Впервые за время поездки по своим родичам к старому леснику пришло чувство крепости и оседлости, словно он, наконец, вернулся домой; не желая мешать хозяевам в их хлопотах, он прошел в указанную комнату с небольшим письменным ученическим столом, с аккуратно застланной кроватью, с самодельным, украшенным шкафчиком для одежды, красивой резьбой, с двумя стульями; из окна была хорошо видна непривычно широкая, мрачноватая река, ее низкий, неясный противоположный берег, поросший густым, неровным кустарником, переходившим затем до самого горизонта в волнистые, покрытые густой тайгой сопки. Непрерывно катившая мимо свинцовые волны река завораживала. Пожалуй, больше всего он ждал и в то же время боялся встречи именно с Василием, хотя и не понимал причины своего страха, и теперь сердце отпустило. По каким-то своим признакам, он сразу понял, что попал, слава Богу, наконец-то, в хорошую, дружную семью, все здесь просто и добротно, живут открыто, без всяких хитростей и недомолвок, больно задевших его совсем недавно у Ильи.
Здесь, на Зее, стояла августовская жара и безветрие; пропыленные листья молоденькой березки недалеко от окна казались совершенно высушенными и даже ненастоящими, проволочными; время от времени они металлически звучно шелестели.

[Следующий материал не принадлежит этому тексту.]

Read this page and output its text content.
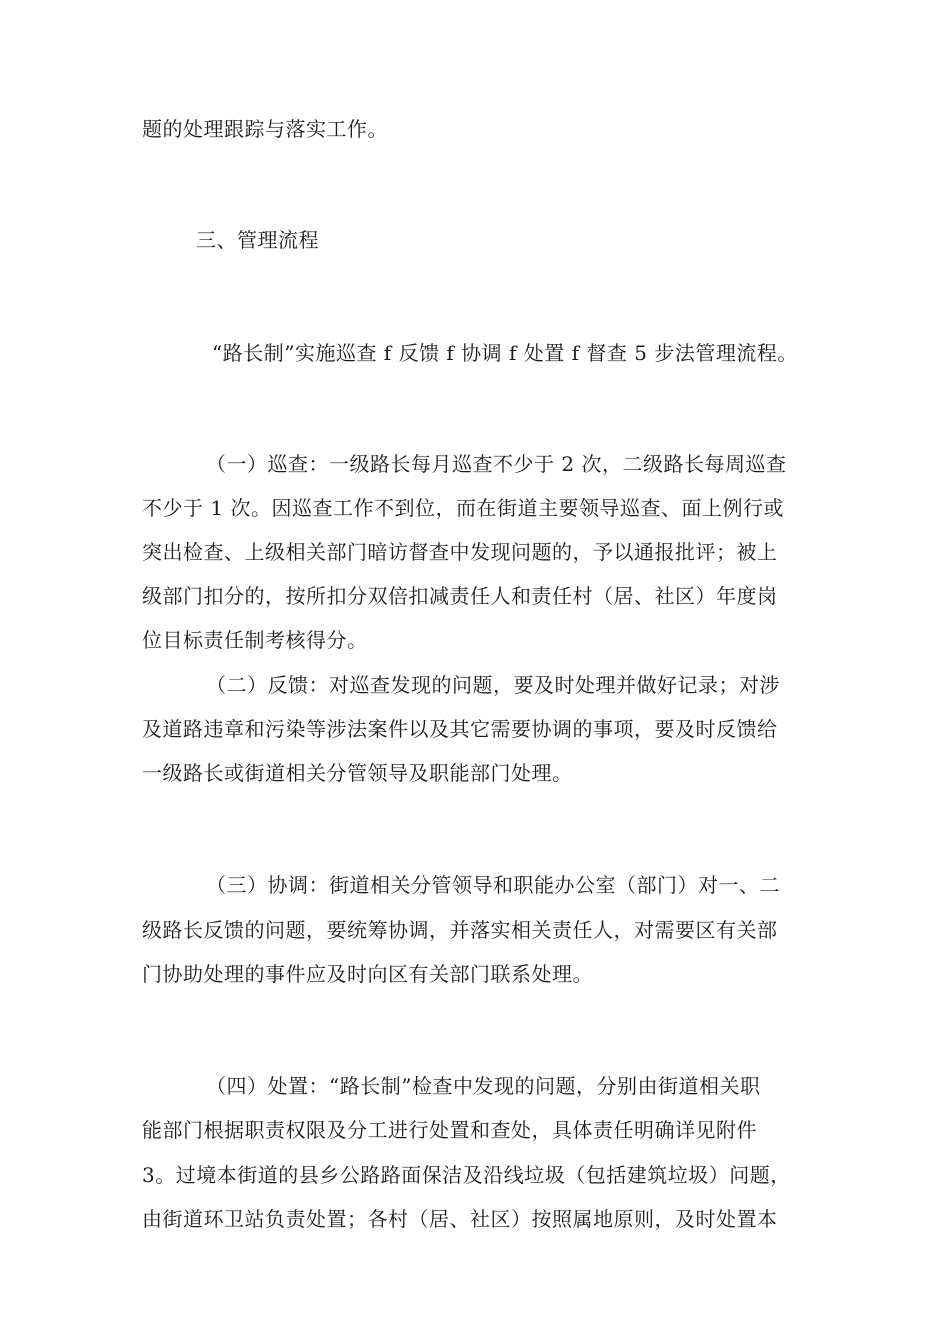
题的处理跟踪与落实工作。
三、管理流程
“路长制”实施巡查 f 反馈 f 协调 f 处置 f 督查 5 步法管理流程。
（一）巡查：一级路长每月巡查不少于 2 次，二级路长每周巡查
不少于 1 次。因巡查工作不到位，而在街道主要领导巡查、面上例行或
突出检查、上级相关部门暗访督查中发现问题的，予以通报批评；被上
级部门扣分的，按所扣分双倍扣减责任人和责任村（居、社区）年度岗
位目标责任制考核得分。
（二）反馈：对巡查发现的问题，要及时处理并做好记录；对涉
及道路违章和污染等涉法案件以及其它需要协调的事项，要及时反馈给
一级路长或街道相关分管领导及职能部门处理。
（三）协调：街道相关分管领导和职能办公室（部门）对一、二
级路长反馈的问题，要统筹协调，并落实相关责任人，对需要区有关部
门协助处理的事件应及时向区有关部门联系处理。
（四）处置：“路长制”检查中发现的问题，分别由街道相关职
能部门根据职责权限及分工进行处置和查处，具体责任明确详见附件
3。过境本街道的县乡公路路面保洁及沿线垃圾（包括建筑垃圾）问题，
由街道环卫站负责处置；各村（居、社区）按照属地原则，及时处置本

Отвлекая лесника от начавшей темнеть к вечеру реки, не перестающего изумляться такому громадному количеству стремительной воды, в комнату ворвался Василий; натянув на себя спортивный костюм, он совсем помолодел.
— Батя, Серега к вечеру баньку истопит, давай, батя, раскладывайся… Помочь тебе?
— А что мне раскладываться? — спросил Захар. — Я к самолетам-то непривычный, растрясло старые кости…
— Приляг пока, батя, отдохни…
— Ладно, Василий, спасибо… Что, Василий, только двоих осилили? Ты что, не знаешь, что один сын — не сын, два сына — полсына?
— По нынешним — временам, батя, с двумя — самый раз, только и управишься. Хотел я второго сына… ну, все-таки, два брата, да куда там! Равноправие, баба на дыбки, этих, говорит, надо до дела довести, надо, говорит, брать не количеством, а качеством. Да нет, батя, ты не думай, ребята у нас хорошие, — опять широко и открыто улыбнулся он Захару, поймав его взгляд, — и баба у меня что надо. Бригадой маляров командует, вот-вот дома будет, сам увидишь… Аней звать, — добавил он, по прежнему не отрывая глаз от отца и тем несколько даже смущая его. — Я тебе, батя, писал, как мы поженились…
— Писал! — проворчал Захар. — Когда писал? Уж и не помню, когда от тебя письмо получал… Еще в леспромхозе ты был, на старом-то месте. Даже адреса нового не сообщил…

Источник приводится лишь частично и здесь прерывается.